Watching brief - Chris Cork - Monday, April 18, 2011

The round had hit his forehead slightly left of centre and exited the back of his head taking with it every thought, dream, hope, fear or memory he ever had. His eyes were open and he looked surprised, as well he might as life had left him while he was having a cup of tea with friends at a teashop he had used for many years. He would not have been expecting to be a target. He was ‘neutral’ with no known political affiliations or enemies. But the teashop he was in the habit of drinking in was operated by an ethnic group I am constrained from naming and two men on a motorbike had come along and opened fire on it.

The owners of another shop close by opened fire on the attackers killing one and wounding the other.
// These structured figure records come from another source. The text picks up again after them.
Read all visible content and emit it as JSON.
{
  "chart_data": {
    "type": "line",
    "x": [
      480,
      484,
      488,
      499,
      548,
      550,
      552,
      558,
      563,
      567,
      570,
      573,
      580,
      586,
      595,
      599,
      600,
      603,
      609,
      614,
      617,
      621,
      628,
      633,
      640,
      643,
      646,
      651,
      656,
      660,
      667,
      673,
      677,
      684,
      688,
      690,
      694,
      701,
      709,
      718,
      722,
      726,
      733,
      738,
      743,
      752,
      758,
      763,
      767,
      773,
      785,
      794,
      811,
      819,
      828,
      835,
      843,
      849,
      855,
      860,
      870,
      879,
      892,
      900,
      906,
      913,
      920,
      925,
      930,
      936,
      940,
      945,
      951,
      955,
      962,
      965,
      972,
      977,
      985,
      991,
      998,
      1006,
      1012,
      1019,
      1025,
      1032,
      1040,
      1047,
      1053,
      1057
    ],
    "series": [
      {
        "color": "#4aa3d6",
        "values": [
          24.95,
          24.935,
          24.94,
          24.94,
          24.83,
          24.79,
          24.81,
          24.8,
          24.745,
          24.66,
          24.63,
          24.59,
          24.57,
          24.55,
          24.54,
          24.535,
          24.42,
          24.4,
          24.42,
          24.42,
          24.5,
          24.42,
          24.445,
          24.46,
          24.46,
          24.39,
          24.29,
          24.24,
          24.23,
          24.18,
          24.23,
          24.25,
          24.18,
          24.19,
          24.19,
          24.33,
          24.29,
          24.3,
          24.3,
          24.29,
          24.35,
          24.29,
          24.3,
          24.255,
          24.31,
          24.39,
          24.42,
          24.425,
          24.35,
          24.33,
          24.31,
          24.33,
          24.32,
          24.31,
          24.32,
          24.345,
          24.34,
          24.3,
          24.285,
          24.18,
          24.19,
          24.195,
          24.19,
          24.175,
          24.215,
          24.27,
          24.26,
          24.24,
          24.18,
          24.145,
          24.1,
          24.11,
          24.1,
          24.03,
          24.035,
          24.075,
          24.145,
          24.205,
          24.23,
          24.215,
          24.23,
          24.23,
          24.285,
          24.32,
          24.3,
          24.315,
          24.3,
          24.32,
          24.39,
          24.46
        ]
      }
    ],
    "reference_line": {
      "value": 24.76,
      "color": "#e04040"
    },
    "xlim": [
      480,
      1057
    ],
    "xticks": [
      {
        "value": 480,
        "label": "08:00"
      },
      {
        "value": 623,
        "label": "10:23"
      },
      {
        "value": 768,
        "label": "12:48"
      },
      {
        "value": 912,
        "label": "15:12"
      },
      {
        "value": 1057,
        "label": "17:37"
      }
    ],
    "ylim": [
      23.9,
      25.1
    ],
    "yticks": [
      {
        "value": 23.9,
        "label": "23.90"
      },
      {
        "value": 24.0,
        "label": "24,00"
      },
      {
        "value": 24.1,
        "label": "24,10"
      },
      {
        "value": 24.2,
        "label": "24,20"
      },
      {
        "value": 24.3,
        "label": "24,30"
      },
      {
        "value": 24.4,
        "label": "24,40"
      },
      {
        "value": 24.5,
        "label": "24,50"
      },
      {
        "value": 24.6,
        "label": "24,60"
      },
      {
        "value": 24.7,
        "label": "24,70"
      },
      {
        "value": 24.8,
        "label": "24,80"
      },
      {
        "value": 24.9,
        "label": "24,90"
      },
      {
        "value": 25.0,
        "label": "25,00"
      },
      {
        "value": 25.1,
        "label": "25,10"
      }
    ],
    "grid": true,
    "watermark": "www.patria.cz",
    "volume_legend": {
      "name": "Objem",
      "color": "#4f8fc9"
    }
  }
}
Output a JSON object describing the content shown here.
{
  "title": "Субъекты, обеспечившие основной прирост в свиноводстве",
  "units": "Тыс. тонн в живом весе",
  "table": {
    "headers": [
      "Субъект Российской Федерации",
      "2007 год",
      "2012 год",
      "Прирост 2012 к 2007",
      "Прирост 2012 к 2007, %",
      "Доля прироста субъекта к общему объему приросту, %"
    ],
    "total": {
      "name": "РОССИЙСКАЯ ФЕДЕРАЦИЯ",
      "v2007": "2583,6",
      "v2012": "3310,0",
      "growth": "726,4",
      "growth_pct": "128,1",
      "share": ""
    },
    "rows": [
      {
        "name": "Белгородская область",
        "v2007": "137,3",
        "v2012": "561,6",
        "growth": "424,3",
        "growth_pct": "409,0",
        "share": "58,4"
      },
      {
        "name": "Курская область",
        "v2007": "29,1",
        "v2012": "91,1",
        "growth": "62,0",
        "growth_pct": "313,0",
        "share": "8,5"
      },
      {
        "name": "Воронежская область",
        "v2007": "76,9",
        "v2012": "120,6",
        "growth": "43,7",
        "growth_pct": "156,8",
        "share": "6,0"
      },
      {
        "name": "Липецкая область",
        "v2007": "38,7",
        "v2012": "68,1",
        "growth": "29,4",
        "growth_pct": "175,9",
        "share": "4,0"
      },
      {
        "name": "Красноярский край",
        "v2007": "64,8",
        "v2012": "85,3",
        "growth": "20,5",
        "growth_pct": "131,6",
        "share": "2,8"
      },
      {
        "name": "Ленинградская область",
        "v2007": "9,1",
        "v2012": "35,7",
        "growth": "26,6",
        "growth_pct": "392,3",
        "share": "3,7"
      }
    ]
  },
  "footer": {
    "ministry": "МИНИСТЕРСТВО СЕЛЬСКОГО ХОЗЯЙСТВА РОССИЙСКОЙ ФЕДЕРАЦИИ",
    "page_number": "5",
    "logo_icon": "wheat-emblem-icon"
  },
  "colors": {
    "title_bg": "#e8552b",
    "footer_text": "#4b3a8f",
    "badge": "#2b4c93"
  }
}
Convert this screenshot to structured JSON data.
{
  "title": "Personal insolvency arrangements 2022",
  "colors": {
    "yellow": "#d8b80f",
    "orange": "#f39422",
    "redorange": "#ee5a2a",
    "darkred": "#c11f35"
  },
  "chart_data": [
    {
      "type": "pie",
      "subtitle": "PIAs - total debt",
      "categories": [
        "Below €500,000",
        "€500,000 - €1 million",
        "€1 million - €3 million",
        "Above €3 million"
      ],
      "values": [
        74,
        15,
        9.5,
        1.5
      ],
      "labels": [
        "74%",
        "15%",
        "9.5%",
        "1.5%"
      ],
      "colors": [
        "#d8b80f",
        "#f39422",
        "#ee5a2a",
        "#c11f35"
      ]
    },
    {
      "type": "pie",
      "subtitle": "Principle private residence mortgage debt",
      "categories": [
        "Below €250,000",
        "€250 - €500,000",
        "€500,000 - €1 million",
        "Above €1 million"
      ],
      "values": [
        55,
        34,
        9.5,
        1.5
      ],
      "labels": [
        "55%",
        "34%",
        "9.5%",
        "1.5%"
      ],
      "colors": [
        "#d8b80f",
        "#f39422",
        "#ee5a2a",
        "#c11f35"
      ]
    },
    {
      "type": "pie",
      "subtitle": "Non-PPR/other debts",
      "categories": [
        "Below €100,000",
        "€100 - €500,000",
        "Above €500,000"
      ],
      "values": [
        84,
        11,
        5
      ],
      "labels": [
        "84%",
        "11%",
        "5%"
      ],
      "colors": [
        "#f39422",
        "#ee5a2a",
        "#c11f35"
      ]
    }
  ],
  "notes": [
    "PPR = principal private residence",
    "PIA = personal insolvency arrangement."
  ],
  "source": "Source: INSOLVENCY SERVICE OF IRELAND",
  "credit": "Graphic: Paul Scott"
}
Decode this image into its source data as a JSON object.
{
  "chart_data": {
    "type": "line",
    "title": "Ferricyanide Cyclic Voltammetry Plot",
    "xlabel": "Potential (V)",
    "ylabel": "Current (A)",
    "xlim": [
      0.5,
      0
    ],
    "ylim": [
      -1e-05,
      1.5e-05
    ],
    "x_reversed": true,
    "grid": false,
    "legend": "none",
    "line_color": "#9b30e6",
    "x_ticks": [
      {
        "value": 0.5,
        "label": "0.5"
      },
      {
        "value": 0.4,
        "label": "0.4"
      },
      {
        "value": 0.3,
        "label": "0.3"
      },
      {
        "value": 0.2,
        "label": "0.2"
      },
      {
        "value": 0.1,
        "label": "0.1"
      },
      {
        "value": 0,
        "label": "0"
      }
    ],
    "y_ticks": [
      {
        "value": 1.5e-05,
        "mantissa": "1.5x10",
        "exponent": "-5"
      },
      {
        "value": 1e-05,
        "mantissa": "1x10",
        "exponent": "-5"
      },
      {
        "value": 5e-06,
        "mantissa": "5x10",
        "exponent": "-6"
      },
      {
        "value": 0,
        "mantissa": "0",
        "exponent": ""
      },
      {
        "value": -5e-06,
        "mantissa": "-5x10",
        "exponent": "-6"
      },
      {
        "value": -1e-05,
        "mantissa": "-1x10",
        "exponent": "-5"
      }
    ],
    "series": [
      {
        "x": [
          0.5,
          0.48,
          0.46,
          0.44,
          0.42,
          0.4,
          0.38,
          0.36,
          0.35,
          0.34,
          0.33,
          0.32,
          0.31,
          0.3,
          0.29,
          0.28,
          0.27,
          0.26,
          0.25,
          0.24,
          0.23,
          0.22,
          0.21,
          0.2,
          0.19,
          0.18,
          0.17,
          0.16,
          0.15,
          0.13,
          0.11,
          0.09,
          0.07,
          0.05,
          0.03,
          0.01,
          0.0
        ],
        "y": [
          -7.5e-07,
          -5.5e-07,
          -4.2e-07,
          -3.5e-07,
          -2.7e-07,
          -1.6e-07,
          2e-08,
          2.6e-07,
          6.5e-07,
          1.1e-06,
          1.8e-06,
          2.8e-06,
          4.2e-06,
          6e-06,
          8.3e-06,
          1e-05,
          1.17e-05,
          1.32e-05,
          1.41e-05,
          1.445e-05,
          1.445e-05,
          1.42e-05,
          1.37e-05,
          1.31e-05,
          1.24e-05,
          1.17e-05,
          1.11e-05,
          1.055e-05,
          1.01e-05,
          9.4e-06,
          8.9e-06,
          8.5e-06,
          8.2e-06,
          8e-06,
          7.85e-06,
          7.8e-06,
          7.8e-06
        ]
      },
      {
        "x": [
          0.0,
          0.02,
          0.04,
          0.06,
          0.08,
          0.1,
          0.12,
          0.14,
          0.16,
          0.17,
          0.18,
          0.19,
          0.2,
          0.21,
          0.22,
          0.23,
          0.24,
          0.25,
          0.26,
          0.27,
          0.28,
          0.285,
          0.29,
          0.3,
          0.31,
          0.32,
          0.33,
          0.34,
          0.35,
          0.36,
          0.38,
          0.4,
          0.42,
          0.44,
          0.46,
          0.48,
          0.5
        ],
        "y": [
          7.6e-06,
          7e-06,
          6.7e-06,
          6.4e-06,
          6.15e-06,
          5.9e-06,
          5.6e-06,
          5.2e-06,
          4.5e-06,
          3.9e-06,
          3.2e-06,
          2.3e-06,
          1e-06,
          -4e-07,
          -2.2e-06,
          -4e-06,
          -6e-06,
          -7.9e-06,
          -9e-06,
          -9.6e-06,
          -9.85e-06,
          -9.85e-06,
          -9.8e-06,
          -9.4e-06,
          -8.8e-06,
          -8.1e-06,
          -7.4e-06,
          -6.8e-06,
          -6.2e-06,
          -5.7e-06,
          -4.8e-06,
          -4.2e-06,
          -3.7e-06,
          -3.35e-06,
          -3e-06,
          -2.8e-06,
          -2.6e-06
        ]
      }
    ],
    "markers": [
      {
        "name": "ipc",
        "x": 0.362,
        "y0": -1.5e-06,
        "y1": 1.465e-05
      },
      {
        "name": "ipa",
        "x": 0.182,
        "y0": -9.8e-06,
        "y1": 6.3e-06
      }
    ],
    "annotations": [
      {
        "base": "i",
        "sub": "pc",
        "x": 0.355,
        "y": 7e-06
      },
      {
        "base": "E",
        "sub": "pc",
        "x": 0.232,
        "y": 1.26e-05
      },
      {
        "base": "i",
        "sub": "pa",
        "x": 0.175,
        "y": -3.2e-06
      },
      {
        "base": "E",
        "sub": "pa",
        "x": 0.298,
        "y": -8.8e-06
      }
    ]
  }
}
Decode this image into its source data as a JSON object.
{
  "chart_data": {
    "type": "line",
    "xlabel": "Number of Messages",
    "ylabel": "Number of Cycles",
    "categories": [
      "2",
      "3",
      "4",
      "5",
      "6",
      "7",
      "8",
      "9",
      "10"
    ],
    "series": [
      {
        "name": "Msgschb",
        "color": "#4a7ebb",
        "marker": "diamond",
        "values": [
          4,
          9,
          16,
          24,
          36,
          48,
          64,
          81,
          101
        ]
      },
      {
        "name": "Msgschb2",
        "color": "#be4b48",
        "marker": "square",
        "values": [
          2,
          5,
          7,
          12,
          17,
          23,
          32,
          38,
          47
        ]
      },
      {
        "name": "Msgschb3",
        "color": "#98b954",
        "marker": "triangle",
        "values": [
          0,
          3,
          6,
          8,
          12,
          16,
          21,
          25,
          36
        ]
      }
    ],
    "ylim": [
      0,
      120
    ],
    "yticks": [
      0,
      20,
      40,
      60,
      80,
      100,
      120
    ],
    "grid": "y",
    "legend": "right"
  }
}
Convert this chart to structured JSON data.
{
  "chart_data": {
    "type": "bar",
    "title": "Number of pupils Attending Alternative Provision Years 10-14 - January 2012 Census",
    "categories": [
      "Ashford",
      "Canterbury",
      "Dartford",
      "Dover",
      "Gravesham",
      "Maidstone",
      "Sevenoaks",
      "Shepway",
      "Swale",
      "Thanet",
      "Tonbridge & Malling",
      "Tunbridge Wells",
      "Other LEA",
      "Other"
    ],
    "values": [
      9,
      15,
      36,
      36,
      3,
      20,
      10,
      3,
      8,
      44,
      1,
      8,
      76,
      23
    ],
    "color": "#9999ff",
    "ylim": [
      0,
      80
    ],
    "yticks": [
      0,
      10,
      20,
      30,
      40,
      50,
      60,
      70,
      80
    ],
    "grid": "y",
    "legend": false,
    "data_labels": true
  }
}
The innocent man who died was a director of the company my relative works for and I was shown his picture in death on the tiny screen of a mobile phone the next morning. We talked about him. He was a popular gentle man, who laughed a lot. He came from Gujrat.

I was quietly reading a book when this happened and only learned of it the next morning. When in Karachi I stay with a relative and his wife. For reasons of their own – and my – security I will not say exactly where but it is in an area which can be ‘hot’ in terms of the endless rounds of violence that convulse Karachi. I had been aware of late-night comings and goings in the apartment where I was staying, but had thought nothing much of it, turned over and gone back to sleep.

‘You must be careful, Chris’ said my relative as I set off for the office in the morning. After the shooting young men had quickly appeared with guns. There was aerial firing – which I had vaguely heard but again thought little of. Aerial firing? Happens all the time. The shops quickly closed and were still closed at ten-thirty and I was doubtful about getting transport. But lo-and-behold there was one of the taxi drivers who regularly carries me. He waved me over. ‘Office?’ he said and ‘yes’ says I and off we go.

We had not gone far when suddenly there were young men blocking the road – unarmed. One looked hard at me. I looked hard at him. I heard him say ‘Gora’ and the line parted and we were waved through. My taxi driver exhaled slowly and at some length. He got a decent tip and a guarantee of repeat business.

The next day, things having returned to normal, three of us in the office were discussing the semantics of murder. Should the newspaper say ‘target killings’ or ‘targeted killings’? Which is more grammatically correct? It was one of those finely nuanced debates that we occasionally get into, with words and phrases on the post-mortem slab. Where we got to was that perhaps neither was right but that we could not use the words that properly described what was happening when murders such as the one described in the opening paragraph of this piece, occur. And why could we not use the right words? Because of the consequences for us individually and the newspaper if we did. Consequences which I am sure I do not need to spell out for you, Dear Reader.

Cold-blooded murder is thus reduced to a euphemism. We use a coded form of expression to tell the tale of mayhem and butchery, a cheap coinage that does no honour to the dead.